Il casino visto l’altro ieri alla Camera e al Senato, l disfida tra Conte e Salvini, i mal di pancia dei Cinque stelle, occupano pagine e pagine dei giornali in edicola.

Il governo italiano sottoscriverà  il Trattato denominato MES al prossimo vertice europeo?
Oppure ci sarà un rinvio della firma?

Vada come vada la vita del governo Conte Bis sembra appesa ad un filo.

Sul MES e quanto esso sia esiziale per il nostro Paese abbiamo detto l’essenziale e ci torneremo su. Sta di fatto che questa crisi politica, più delle altre, tira in ballo la questione dell’appartenenza del nostro Paese all’Unione europea e all’eurozona.
Il perché è presto detto: l’eventuale entrata in vigore del Trattato non solo incatenerebbe l’Italia in modo definitivo al ceppo oroliberista ma, in caso di nuovo schock finanziario globale, la spingerebbe nel baratro.

Sì, firmare questo Trattato, sarebbe un crimine politico di portata storica.
Per questo, ad esclusione del PD, che era e resta la principale protesi politica della grande borghesia euro-mondialista, serpeggia in tutti gli altri partiti il timor panico di compiere l’ultimo passo, la certificazione che l’Italia è disposta ad accettare in futuro, ove l’euro e l’Unione fossero in pericolo di vita, di diventare un protettorato franco-tedesco.

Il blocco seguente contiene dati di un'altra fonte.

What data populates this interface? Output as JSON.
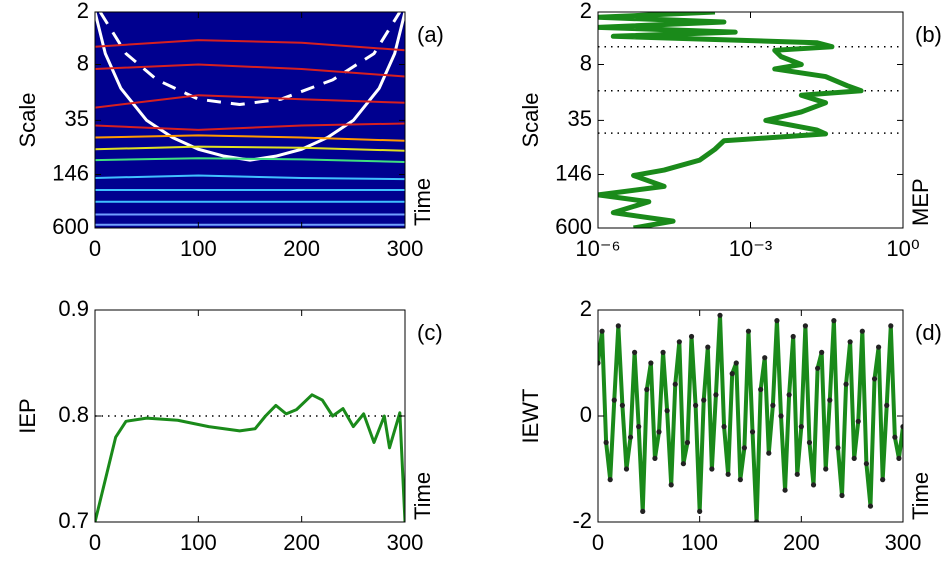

Così ci spieghiamo il casino: malgrado tutte le nequizie delle forze politiche, nonostante tutte le loro pochezze (destre “sovraniste” comprese), esse veicolano la resilienza del Paese a compiere eutanasia.

Prova di quanto diciamo è che solo qui da noi la questione del MES è al centro dello scontro politico. Negli altri paesi, pure in quelli che col MES ci lascerebbero le penne, tutto pare filare liscio.

Dimostrazione di quanto andiamo dicendo da tempo. Di due cose in particolare: che l’Italia è il principale anello debole della catena eurounionista, che il nostro Paese è e resta (il Regno Unito che a giorni sperabilmente abbandonerà la Ue fa storia a sé) il principale e più avanzato laboratorio politico.

Non disperiamo quindi, che tutto è ancora possibile.